If a miner links the block he produces to the chain, he gets the full fee paid for all transactions that pass through that block, except for newly generated coins. We call this the block reward and every time 210,000 blocks are produced, the amount of the coin reward earned is halved. We recently experienced a bitcoin halving and saw the reward amount drop from 12.5 BTC to 6.25 BTC. While there is a financial incentive to mining, it is actually quite competitive. This competitiveness increases the decentralization and security of the network. A game is also hidden in this incentive mechanism. In this article, we will take a look at this game, namely selfish mining.
WHAT IS SELF MINING?
In the article published by Ittay Eyal and Emin Gün Sürer in 2013, they put forward an interesting thesis: “The incentives of Bitcoin mining are flawed and eventually lead to the centralization of the network”. As an example, let's assume that the total hash rate is split evenly for 4 miners (25%). Let's say 3 out of 4 people follow the rules, but 4 out of 4 want to abuse the system for their own gain. Normally, we expect miners to work together to create a block and link it to the chain. The first 3 people acted honestly and jointly added the block to the network. However, if the 4th person finds a block and he hides (retains) it, he has a chance to add the second block to the network before anyone else. Suppose 20,000 blocks are mined and the top 3 honest friends are 20,001. they are trying to add the block to the network. 4. Friend 20001. Found the block but keeps it private. Now there are two chains; the first is in the public domain, the second is confidential. 3 honest friends now 20001. While he thought he had found the block, friend 4 found the 20.002 block.
Thanks to the block of the 4th person, the chain he created is ahead of the others. We call this rule in the Bitcoin protocol the longest chain rule. The Proof of Work mechanism allocates mining power according to the longest chain. In this state, the chain created by the 4th dishonest friend becomes public and the other 3 friends see/realize it. In this case, the 4th friend who is dishonest will receive all the rewards.
So, Is Selfish Mining a Threat to Bitcoin?

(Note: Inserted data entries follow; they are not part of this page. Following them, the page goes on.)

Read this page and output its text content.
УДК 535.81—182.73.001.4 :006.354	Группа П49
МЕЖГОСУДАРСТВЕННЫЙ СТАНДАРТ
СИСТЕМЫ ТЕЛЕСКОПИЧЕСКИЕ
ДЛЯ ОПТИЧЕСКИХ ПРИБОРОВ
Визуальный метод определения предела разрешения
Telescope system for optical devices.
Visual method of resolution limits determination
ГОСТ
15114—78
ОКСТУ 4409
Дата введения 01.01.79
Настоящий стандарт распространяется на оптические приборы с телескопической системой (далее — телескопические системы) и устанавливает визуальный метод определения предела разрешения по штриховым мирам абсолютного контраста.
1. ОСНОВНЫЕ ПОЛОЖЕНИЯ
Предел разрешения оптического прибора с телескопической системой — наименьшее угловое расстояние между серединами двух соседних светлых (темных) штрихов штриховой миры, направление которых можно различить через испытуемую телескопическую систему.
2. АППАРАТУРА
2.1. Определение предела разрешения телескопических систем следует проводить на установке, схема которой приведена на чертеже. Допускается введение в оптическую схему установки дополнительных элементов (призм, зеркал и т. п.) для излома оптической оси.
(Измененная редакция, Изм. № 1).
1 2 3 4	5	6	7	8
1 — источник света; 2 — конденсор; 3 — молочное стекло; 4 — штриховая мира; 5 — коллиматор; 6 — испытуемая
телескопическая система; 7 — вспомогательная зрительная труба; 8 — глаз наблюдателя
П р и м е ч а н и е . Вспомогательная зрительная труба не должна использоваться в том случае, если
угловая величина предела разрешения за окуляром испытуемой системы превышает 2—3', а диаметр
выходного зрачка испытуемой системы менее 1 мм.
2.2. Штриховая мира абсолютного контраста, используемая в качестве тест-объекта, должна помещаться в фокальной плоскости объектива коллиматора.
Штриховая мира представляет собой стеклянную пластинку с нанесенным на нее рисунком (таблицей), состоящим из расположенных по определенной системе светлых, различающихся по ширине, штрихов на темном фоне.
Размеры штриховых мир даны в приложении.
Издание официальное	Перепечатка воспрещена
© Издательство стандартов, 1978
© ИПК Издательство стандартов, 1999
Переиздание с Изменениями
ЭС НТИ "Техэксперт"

It is the most reasonable solution for all miners to behave as expected of them. Selfish mining creates a huge amount of waste. But this does not change the fact that selfish miners create a strategic advantage over other participants. In their article, Eyal and Sirer saw this as a significant risk. Indeed, selfish mining causes an increase in hash rates from time to time, and even worse, it allows the formation of pools/unions that cause the majority to seize power, called the 51% attack. So selfish mining is a good opportunity to increase their income for miners who travel together and intend to do it systematically. However, this incentive mechanism is an element that harms the Blockchain ecosystem in terms of trust and threatens decentralization.